At this point I should explain why I was so eager to show this desert to Mark. When my son, Jamey, was a teenager, he got involved with the PSAS. He’s still highly involved with the group. It’s a group at Portland State University that builds and tries to launch really sophisticated rockets. What distinguishes their rockets from amateur rockets is the complicated electronics they put in their rockets. Jamey’s part is programming the computer launch. There are only two places the group tests their rockets. One is in eastern Oregon near Bend but out in the desert. The other is the Black Rock Desert here in Nevada.
Two times in my life I’ve been privileged to go with Jamey to the Black Rock Desert. The first time we traveled all day from Oregon and got to the playa (a dry lake bed) after dark. There were five or six cars in our convoy and one had the GPS coordinates for where the rocket launch was set up. People from all over the country, and sometimes even from other countries, go to the center of the Black Rock Desert to test their rockets, but you can’t see the location from the road, even in the daytime. In fact, by some trick of the desert, you can’t see the whole encampment until you’re practically on it. So my first night there, we spread out like a flock of geese and the car at the point followed the GPS settings to find the encampment. We were at the left tip of the wing, and with the dust being kicked up there were times I couldn’t even see the other tail lights. It was kind of scary because it seemed we could be lost in the middle of the desert.

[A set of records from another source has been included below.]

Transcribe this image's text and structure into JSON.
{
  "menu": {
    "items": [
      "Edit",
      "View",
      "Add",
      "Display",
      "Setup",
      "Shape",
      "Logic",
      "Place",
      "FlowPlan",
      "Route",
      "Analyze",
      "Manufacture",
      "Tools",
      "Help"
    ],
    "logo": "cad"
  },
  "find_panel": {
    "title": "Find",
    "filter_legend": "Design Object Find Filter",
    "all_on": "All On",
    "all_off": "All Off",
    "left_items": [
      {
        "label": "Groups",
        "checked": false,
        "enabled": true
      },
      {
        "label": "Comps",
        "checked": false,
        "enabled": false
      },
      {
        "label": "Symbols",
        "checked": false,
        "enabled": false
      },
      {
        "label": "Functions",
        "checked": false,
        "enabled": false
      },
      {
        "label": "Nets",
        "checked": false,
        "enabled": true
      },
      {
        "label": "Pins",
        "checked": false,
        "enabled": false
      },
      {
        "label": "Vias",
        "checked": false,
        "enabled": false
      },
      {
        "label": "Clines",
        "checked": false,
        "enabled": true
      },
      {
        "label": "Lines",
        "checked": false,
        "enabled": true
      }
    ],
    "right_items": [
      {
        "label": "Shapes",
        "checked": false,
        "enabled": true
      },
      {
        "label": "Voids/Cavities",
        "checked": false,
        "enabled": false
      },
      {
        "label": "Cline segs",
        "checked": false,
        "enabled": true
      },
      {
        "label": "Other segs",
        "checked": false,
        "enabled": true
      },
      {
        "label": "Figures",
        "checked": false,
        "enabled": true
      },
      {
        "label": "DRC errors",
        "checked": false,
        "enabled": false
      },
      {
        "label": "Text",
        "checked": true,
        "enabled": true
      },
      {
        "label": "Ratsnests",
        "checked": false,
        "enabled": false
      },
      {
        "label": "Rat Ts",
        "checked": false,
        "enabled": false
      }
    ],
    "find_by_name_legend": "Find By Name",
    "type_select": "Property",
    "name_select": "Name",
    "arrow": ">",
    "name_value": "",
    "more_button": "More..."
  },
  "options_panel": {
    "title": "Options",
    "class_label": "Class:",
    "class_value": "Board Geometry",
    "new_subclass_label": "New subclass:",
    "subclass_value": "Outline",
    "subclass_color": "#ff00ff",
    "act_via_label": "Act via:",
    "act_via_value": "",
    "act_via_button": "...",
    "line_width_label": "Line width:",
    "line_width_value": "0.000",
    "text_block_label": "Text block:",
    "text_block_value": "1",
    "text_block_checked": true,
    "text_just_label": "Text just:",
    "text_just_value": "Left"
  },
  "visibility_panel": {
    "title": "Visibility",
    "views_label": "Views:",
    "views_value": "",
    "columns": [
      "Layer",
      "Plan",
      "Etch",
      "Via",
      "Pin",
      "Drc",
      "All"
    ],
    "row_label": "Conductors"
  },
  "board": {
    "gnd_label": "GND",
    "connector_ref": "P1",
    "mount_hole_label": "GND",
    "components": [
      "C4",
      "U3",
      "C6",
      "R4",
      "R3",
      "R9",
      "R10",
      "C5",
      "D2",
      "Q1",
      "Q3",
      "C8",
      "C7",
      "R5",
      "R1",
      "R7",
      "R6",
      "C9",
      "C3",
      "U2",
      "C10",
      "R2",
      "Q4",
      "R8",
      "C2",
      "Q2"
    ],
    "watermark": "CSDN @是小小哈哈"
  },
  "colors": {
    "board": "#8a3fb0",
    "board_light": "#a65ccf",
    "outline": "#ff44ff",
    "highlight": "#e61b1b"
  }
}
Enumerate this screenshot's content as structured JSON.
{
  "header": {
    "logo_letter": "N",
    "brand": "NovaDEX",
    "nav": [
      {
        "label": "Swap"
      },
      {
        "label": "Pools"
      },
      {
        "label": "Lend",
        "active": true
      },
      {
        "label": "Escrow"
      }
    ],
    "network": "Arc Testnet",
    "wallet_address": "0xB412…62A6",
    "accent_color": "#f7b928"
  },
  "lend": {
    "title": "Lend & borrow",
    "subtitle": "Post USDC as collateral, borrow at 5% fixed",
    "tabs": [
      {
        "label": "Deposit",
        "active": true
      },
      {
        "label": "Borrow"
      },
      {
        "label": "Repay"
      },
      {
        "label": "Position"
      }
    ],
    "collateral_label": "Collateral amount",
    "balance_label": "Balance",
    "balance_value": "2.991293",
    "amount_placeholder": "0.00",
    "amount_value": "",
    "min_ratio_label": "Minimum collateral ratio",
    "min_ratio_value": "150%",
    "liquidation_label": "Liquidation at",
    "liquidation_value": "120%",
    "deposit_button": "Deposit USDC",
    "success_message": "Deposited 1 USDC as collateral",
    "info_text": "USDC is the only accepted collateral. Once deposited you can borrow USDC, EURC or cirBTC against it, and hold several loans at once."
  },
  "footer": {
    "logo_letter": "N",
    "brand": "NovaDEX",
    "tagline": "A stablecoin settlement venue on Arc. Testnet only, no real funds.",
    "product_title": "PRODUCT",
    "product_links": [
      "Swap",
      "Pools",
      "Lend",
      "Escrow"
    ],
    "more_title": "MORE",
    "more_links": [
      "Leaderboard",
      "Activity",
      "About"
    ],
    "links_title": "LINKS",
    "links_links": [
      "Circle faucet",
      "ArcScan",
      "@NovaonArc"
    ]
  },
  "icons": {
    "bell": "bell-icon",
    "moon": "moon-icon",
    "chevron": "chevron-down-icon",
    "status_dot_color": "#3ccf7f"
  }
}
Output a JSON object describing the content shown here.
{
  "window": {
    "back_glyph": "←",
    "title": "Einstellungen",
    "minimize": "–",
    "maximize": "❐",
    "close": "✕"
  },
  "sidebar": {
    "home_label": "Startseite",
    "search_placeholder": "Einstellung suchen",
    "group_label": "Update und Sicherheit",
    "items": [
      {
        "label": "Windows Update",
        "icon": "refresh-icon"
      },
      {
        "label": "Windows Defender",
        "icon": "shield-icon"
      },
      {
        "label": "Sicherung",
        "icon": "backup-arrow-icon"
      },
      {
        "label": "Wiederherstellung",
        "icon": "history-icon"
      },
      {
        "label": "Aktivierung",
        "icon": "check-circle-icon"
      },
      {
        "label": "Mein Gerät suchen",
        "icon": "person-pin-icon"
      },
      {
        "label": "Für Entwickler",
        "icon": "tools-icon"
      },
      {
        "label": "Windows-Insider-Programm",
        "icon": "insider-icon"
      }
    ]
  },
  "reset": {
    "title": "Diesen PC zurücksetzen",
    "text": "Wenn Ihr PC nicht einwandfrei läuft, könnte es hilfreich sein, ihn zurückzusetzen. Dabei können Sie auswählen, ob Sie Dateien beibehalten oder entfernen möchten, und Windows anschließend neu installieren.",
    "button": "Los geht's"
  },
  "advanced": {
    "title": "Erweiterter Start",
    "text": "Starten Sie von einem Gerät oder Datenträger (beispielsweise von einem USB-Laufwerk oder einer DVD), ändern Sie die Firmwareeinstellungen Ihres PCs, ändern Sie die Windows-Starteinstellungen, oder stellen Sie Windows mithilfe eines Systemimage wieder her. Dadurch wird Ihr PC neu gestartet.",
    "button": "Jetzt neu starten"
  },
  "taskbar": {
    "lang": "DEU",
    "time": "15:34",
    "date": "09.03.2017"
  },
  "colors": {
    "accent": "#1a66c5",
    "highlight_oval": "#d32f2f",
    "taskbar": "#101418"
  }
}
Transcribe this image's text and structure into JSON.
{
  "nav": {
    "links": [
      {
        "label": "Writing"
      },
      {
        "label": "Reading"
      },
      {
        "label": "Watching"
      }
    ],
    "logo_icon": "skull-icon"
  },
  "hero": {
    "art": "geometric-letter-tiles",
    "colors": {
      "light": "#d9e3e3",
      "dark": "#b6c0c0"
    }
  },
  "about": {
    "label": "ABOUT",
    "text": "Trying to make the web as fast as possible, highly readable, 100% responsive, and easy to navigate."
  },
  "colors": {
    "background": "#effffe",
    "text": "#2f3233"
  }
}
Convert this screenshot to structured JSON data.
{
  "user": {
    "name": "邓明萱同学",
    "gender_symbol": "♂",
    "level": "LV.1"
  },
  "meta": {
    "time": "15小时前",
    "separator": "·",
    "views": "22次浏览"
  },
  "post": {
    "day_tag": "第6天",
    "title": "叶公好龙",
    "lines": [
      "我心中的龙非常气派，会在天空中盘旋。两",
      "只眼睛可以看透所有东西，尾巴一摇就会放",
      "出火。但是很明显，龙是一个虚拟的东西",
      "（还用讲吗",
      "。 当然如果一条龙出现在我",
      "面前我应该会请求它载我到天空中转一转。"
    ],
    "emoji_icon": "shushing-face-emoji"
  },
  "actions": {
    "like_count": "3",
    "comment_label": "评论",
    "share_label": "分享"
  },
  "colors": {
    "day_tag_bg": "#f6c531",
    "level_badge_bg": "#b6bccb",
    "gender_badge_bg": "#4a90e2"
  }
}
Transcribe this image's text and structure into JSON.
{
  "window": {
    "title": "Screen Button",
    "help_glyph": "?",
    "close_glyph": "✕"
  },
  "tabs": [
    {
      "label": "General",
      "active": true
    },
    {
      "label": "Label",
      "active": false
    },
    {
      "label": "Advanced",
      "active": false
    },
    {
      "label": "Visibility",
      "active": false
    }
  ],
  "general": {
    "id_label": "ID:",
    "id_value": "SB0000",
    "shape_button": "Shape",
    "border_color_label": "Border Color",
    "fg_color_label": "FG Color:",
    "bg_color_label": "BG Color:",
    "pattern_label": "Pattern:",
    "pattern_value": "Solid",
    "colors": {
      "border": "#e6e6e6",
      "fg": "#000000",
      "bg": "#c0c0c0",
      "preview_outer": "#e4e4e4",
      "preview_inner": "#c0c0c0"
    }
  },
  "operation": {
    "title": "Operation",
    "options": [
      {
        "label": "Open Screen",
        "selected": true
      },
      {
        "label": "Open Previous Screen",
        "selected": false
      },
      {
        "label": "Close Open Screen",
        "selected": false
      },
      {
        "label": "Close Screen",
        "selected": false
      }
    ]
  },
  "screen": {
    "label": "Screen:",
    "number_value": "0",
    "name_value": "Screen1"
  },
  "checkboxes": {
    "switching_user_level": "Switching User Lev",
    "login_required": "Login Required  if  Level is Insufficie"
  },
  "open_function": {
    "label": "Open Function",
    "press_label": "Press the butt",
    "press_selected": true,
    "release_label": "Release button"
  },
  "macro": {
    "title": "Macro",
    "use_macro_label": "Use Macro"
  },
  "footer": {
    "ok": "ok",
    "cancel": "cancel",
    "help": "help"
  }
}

We pitched our tent in the dark and went inside to sleep. The next morning I pulled on my clothes and poked my head out of the tent door. It was the most amazing thing I’ve ever seen. It was like I’d awakened on the surface of the moon. There’s no vegetation and absolutely no bugs out there! There was a long line of campers from many groups who were there to launch rockets. The launch sites were quite a way away from the line of people. Our group was frantically working to get everything ready for their launch, but periodically someone else would send a rocket up. We wives and parents visited and got to know each other while the PSAS members were all busy. We prepared meals for them. It was a fond memory for me.
The second time we went to the Black Rock Desert, we spent the entire weekend in a sand storm. The group had put a tarp up on the windward side to keep the sand from blowing in, but there was a gap at the bottom and our ankles got sand blasted. Still, we were all in good spirits. I drove us out at the end of the weekend, and couldn’t see where I was going until we were back to the road. As we were driving down the road through the mountains, I came around a corner and there was a whole herd of cows on the road in front of me. There were several cowboys on horseback and one of them rode up to my window and said he would make a path for us and we should follow him. Sure enough, he rode his horse through the cows and they parted like the waters of the Red Sea. I later learned that that horse was a “cutter” horse. Most horses don’t walk backwards but only forwards. Some horses are taught to walk backwards as well and the cows know that if they try to close in behind the horse the horse will walk backward, so the cows give up and stay parted. Another fond memory.
These rocket launches go pretty high, so in order to put on this annual event, the event planners get special permission from the FAA for a specific period of time, say Friday afternoon through Sunday at noon. This is strictly observed because the FAA has to steer jets on a flight plan that takes them out of the way of any of these rockets, just in case!
I believe the annual event is held in early September. After the long hot summer the playa is dry, but later in the year it fills with water and becomes a lake. My concern was that there might be water on the playa when we got there today. It looked okay and Mark cautiously drove out onto it. We drove out as far as we could before he got too nervous to go further. We got out of the car at that point and took a couple pictures. We could tell that the ground was already slightly moist and softened. Fortunately it held for us to get back.